Две сушки в день, и ни крошки больше, — такую жесткую норму установил я для себя. Это потому, что поезд шел чересчур медленно, по различным причинам подолгу задерживался на больших и малых станциях. А иногда останавливался прямо в поле и простаивал там по часу, по два, а то и по три. При таком положении я, по моим расчетам, мог добраться до дому лишь дней через шесть. Стало быть, и сушки следовало расходовать так, чтобы их хватило на все эти шесть дней, на всю дорогу.
Вечером я почувствовал, что заболел. Меня знобило, сильно болела голова, ощущалась ломота во всем теле. Наверно, простудился, думал я: прошлая ночь была довольно холодной, а сквозняки из-за того, что стекла во многих окнах выбиты, беспрепятственно гуляли по вагону.
Простуды я не боялся, полагая, что пройдет дня два-три и все придет в норму.
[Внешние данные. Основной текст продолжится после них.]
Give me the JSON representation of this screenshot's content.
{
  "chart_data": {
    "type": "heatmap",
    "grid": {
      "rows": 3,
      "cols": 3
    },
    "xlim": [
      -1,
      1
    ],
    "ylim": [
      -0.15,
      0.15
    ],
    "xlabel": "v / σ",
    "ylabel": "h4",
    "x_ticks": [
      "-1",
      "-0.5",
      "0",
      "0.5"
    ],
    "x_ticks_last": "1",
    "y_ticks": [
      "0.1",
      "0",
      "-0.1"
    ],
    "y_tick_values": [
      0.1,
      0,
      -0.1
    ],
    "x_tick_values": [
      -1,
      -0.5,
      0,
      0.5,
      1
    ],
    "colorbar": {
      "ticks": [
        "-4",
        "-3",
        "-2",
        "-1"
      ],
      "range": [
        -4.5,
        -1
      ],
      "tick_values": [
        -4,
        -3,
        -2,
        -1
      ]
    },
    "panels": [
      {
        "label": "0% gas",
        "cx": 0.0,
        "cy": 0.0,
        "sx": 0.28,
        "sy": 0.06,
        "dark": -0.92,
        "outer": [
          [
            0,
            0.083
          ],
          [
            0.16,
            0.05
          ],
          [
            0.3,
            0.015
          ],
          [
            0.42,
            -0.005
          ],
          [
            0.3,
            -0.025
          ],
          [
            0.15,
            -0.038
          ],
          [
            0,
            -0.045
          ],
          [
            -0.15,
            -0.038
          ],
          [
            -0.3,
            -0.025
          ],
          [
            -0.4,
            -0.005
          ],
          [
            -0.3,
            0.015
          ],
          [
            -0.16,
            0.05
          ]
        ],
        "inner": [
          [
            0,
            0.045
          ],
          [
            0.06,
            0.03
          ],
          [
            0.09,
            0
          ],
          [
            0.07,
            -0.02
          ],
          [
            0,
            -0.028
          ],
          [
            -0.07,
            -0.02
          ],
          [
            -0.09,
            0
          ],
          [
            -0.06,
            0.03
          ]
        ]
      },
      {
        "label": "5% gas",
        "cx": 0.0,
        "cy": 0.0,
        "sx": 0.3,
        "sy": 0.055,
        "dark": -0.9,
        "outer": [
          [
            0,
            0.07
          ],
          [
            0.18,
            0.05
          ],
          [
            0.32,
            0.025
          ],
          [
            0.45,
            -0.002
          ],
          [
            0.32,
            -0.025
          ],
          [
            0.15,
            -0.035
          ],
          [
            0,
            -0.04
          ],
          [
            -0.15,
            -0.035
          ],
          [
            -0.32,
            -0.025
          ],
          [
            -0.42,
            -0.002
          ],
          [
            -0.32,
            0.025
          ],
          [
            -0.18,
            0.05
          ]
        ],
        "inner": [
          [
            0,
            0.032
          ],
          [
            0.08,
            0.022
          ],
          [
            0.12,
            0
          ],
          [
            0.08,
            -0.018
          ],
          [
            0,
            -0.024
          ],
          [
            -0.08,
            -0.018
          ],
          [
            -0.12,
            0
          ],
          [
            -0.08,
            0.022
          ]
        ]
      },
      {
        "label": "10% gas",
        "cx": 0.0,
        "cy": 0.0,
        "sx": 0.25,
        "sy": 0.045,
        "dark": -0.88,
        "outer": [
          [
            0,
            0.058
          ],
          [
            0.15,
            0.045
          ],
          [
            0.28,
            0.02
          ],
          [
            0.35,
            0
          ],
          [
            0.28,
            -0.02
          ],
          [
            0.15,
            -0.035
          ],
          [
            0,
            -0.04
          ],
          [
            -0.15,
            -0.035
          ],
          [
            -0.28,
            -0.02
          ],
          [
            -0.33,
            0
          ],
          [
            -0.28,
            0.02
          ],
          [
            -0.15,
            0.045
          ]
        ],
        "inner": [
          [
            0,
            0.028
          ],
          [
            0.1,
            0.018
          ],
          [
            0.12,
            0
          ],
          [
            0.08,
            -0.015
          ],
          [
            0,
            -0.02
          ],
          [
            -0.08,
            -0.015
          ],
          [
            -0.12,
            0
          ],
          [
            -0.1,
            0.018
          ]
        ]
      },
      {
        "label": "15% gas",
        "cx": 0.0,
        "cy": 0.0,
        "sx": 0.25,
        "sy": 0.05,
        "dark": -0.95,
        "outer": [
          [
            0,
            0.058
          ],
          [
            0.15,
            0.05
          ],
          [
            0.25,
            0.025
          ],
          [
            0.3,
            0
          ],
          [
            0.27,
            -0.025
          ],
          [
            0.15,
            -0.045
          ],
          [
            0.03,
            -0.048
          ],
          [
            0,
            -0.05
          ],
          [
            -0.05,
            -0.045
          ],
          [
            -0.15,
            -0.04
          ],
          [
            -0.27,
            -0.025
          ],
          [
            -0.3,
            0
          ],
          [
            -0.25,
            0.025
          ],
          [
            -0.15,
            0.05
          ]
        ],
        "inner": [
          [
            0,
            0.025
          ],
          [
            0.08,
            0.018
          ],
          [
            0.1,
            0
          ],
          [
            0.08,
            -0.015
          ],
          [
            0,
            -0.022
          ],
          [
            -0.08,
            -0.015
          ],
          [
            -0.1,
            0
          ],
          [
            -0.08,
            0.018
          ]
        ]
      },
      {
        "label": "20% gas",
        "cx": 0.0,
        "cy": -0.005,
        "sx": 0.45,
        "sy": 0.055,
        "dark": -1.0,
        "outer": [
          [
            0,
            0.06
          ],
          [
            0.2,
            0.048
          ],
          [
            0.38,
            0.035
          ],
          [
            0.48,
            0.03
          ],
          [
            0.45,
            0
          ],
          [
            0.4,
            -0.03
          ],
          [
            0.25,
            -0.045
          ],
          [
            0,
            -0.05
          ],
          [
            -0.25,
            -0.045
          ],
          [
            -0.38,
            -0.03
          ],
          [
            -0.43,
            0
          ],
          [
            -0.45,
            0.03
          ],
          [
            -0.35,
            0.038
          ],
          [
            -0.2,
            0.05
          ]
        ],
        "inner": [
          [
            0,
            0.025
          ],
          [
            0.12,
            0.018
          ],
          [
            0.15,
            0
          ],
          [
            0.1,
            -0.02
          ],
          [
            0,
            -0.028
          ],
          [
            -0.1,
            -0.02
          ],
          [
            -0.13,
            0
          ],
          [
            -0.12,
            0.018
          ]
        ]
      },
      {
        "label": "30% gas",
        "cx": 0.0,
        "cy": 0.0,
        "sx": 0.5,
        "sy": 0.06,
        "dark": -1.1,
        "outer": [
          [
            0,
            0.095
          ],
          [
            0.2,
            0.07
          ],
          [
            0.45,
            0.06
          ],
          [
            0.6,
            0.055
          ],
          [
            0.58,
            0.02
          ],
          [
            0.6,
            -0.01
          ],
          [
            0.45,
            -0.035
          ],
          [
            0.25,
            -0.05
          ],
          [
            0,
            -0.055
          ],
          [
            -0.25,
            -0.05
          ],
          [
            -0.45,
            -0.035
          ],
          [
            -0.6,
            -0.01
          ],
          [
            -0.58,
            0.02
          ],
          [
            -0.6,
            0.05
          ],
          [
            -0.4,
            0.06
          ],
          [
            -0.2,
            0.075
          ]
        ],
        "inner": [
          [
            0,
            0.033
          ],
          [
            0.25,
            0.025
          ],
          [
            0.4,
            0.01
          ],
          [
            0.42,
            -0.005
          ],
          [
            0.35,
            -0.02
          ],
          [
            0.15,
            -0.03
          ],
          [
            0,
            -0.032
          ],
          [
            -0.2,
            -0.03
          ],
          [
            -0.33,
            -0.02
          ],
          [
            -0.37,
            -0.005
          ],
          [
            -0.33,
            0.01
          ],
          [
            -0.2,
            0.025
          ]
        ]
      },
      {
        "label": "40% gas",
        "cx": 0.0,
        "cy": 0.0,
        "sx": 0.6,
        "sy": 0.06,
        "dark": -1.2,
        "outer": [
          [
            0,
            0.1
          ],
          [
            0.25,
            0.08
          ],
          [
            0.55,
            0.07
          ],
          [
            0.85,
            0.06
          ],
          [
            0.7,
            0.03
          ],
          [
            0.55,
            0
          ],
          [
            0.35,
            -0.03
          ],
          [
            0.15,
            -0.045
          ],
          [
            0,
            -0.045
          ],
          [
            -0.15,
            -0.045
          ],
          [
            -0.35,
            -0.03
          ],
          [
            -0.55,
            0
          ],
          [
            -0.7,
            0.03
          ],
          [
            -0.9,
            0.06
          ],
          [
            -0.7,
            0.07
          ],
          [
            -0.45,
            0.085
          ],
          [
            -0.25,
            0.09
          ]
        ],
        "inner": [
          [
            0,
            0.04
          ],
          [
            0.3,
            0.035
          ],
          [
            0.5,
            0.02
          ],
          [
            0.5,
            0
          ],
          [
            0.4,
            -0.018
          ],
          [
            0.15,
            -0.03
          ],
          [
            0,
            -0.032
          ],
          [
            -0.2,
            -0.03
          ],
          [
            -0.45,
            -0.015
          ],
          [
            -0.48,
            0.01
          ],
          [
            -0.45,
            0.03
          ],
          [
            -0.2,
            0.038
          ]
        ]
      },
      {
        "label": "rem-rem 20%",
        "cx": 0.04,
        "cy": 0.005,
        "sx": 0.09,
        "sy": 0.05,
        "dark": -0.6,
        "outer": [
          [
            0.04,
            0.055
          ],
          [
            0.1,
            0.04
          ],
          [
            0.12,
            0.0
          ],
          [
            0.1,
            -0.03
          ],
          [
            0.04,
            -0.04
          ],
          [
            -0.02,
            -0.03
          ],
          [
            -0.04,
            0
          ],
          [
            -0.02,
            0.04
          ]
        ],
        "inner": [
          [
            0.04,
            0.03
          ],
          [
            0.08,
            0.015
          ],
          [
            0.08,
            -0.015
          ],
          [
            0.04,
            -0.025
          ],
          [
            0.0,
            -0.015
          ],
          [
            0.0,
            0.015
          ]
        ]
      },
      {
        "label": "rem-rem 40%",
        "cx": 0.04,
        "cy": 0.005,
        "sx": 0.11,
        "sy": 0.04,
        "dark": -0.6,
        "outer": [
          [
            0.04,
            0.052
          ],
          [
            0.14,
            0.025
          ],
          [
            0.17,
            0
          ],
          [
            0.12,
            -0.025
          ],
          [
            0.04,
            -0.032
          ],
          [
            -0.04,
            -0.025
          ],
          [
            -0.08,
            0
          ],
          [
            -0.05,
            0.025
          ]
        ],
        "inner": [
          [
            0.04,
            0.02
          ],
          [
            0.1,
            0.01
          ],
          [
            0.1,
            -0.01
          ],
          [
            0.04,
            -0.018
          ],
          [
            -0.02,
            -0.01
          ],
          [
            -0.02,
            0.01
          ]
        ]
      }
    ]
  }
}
Но к следующему вечеру мне стало совсем худо. Трудно было даже встать с места. И я решил, что у меня тиф, который свирепствовал тогда повсюду. Хотелось только одного: доехать до Воронежа. Там я сошел бы с поезда и как-нибудь добрался до больницы…
Иногда начинало казаться, что и до Воронежа я не доеду, не успею, так плохо было мне.
Все сложилось, однако, иначе. Я не только доехал до Воронежа, а поехал и дальше, чувствуя, что начинаю выздоравливать. Появилась уверенность, что теперь как-нибудь доеду и до Павлинова, а там доберусь и до Глотовки.
Помню, что во время стоянки поезда в Воронеже я съел две последние сушки…
Поезд пришел в Козлов (теперешний Мичуринск) перед вечером. Здесь предстояла пересадка на Смоленск.
На платформе я отошел в сторонку и ждал, не подойдет ли кто из земляков, ехавших со мной в одном поезде. Сам я из-за своей большой близорукости не отважился искать их в толпе пассажиров.
Ко мне подошли трое, стали расспрашивать, как ехал, рассказывали о себе. Теперь мы уже вчетвером поджидали, не появятся ли остальные. Но никто не объявился: наверное, они, сойдя с поезда, сразу ушли в город.
— Давайте и мы пойдем туда же, может, найдем чайную или столовую, — предложил самый старший из нас — мужик с большой окладистой бородой. На нем был бобриковый, рыжеватого цвета пиджак, доходивший почти до колен, на ногах сапоги, а на голове шапка из бараньего меха.
— Пойти-то можно, — ответил я, — да ведь денег нет ни копейки.